Wyścig na torze Hungaroring to dla nas szczególna impreza. Właśnie tu Kubica po raz pierwszy pojechał w wyścigu Formuły 1. Jest to również Grand Prix rozgrywane najbliżej naszego kraju, więc kibice mogą wybrać się do Budapesztu samochodami, by na żywo oglądać i dopingować swojego ulubieńca. Do tej pory robili to wzorowo, zadziwiając pomysłowością i zaangażowaniem - pisze "Fakt".

Reklama

W najbliższy weekend, rozwścieczeni zachowaniem Heidfelda, który na początku ostatniego wycigu wypchnął z toru naszego kierowcę, a potem zrzucił na niego winę, chcą pokazać Niemcowi, co o nim myślą. I może nie skończyć się na wygwizdywaniu podczas rozdawania autografów, co spotkało go ostatnio.

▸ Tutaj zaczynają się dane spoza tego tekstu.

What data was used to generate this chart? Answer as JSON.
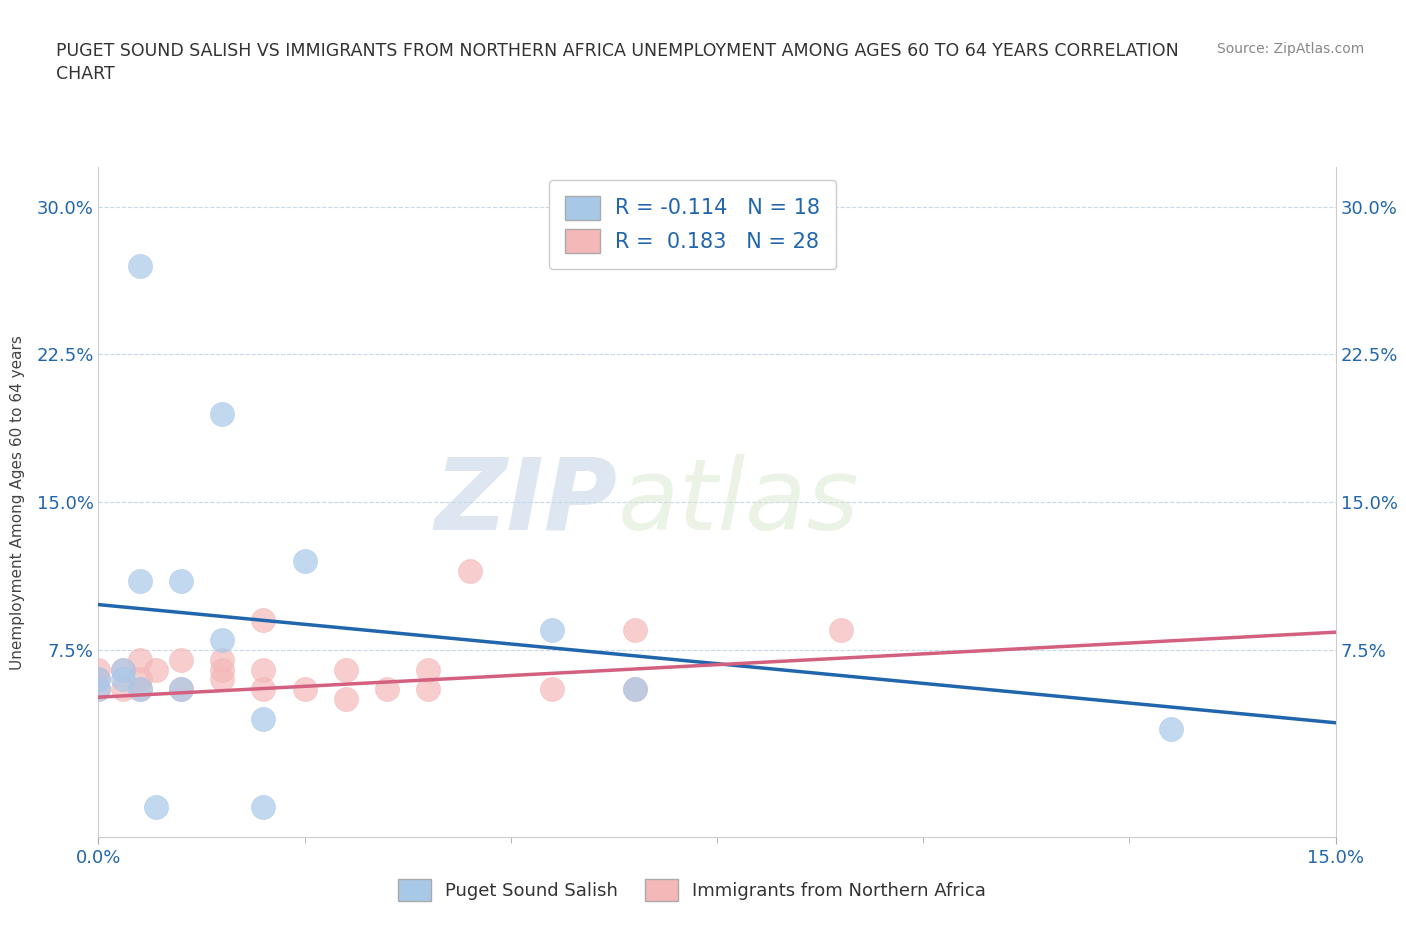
{
  "title_line1": "PUGET SOUND SALISH VS IMMIGRANTS FROM NORTHERN AFRICA UNEMPLOYMENT AMONG AGES 60 TO 64 YEARS CORRELATION",
  "title_line2": "CHART",
  "source": "Source: ZipAtlas.com",
  "ylabel_label": "Unemployment Among Ages 60 to 64 years",
  "xlim": [
    0.0,
    0.15
  ],
  "ylim": [
    -0.02,
    0.32
  ],
  "ytick_positions": [
    0.075,
    0.15,
    0.225,
    0.3
  ],
  "ytick_labels": [
    "7.5%",
    "15.0%",
    "22.5%",
    "30.0%"
  ],
  "xtick_positions": [
    0.0,
    0.15
  ],
  "xtick_labels": [
    "0.0%",
    "15.0%"
  ],
  "xtick_minor": [
    0.025,
    0.05,
    0.075,
    0.1,
    0.125
  ],
  "blue_color": "#a8c8e8",
  "pink_color": "#f4b8b8",
  "blue_line_color": "#2166ac",
  "pink_line_color": "#d46080",
  "tick_label_color": "#2166ac",
  "r_blue": "-0.114",
  "n_blue": 18,
  "r_pink": "0.183",
  "n_pink": 28,
  "blue_scatter_x": [
    0.005,
    0.015,
    0.025,
    0.0,
    0.0,
    0.003,
    0.003,
    0.005,
    0.005,
    0.007,
    0.01,
    0.01,
    0.015,
    0.02,
    0.02,
    0.055,
    0.065,
    0.13
  ],
  "blue_scatter_y": [
    0.27,
    0.195,
    0.12,
    0.055,
    0.06,
    0.06,
    0.065,
    0.055,
    0.11,
    -0.005,
    0.055,
    0.11,
    0.08,
    0.04,
    -0.005,
    0.085,
    0.055,
    0.035
  ],
  "pink_scatter_x": [
    0.0,
    0.0,
    0.0,
    0.003,
    0.003,
    0.005,
    0.005,
    0.005,
    0.007,
    0.01,
    0.01,
    0.015,
    0.015,
    0.015,
    0.02,
    0.02,
    0.02,
    0.025,
    0.03,
    0.03,
    0.035,
    0.04,
    0.04,
    0.045,
    0.055,
    0.065,
    0.065,
    0.09
  ],
  "pink_scatter_y": [
    0.055,
    0.06,
    0.065,
    0.055,
    0.065,
    0.055,
    0.06,
    0.07,
    0.065,
    0.055,
    0.07,
    0.06,
    0.065,
    0.07,
    0.055,
    0.065,
    0.09,
    0.055,
    0.05,
    0.065,
    0.055,
    0.055,
    0.065,
    0.115,
    0.055,
    0.055,
    0.085,
    0.085
  ],
  "watermark_zip": "ZIP",
  "watermark_atlas": "atlas",
  "legend_label_blue": "Puget Sound Salish",
  "legend_label_pink": "Immigrants from Northern Africa",
  "blue_trend_intercept": 0.098,
  "blue_trend_slope": -0.4,
  "pink_trend_intercept": 0.051,
  "pink_trend_slope": 0.22,
  "grid_color": "#c8d8e8",
  "grid_style": "--"
}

Kibice wpadli na pomysł, by na Grand Prix pojechać z dużym, widocznym z samochodu i w kamerach transparentem zadedykowanym Nickowi.

Propozycje są różne, a większość nawiązuje do używanego przez Heidfelda pseudonimu "Quick Nick" (Szybki Nick). "Kick Nick" (Wykopać Nicka), "Sick Nick" (Chory Nick) czy "Brick Nick" (Cegła) to te grzeczniejsze.

Co bardziej porywczy fani odradzają też Heidfeldowi przyjazd do Warszawy, gdzie w dniach 17-19 sierpnia zespół BMW Sauber zjawi się ze swoim miasteczkiem. "Może jakimś jajkiem zostać potraktowany" - ostrzega jeden z internautów. Tylko że taki transparent podczas transmisji telewizyjnej obejrzy cały świat, więc i na cały świat będzie wstyd. Może lepiej przygotować transparent dedykowany Robertowi. Świetny pomysł już jest - "Nick-Proof", czyli "Nickoodporny".